Quel gâchis aussi que ces jeunes français qui se transforment en barbares ! Beaucoup d’innocents tués à cause d’idées folles, à cause de l’endoctrinement, de la haine. C’est terrifiant comment on peut basculer si facilement du bien dans le mal, et comment sous couvert de la religion, on peut commettre impunément de tels meurtres !

La guerre, elle est bien là aussi, sur notre territoire. Ce qui est affolant, c’est qu’elle est menée par des jeunes français, endoctrinés, qui deviennent les bras  des extrémistes  les plus fous, dans les pays les plus lointains.
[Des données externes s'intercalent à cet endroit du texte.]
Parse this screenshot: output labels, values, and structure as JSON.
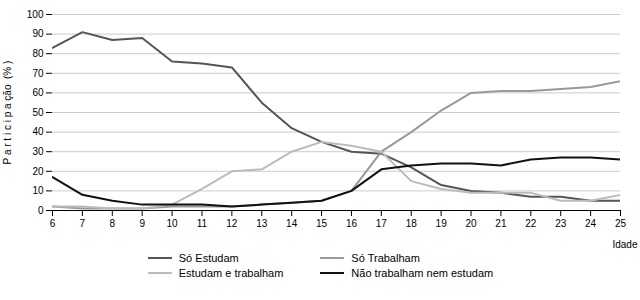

C’est pourquoi ce vaste élan des français, et du monde entier -tous debout face à la barbarie et à la bêtise- tous debout pour crier que la liberté d’expression ne doit pas se laisser abattre, que nos valeurs, qu’un certain esprit français incarné  par Charlie Hebdo, et ses satiristes, anar, libertaires ne doit pas se laisser bâillonner, est rassurant. Tout d’un coup, nous réalisons ce qui nous lie ici et ailleurs dans les sociétés occidentales : nous sommes tous des Charlie. Nous allons devoir nous battre comme l’ a fait Charlie Hebdo face aux extrémistes pour défendre nos valeurs citoyennes, pour que vive la liberté d’expression, et pour ne pas plier sous la peur, le terrorisme, et les possibles attentats à venir, ne pas céder non plus aux amalgames, ne pas nous diviser, ne pas faire que la haine sous toutes ses formes se propage.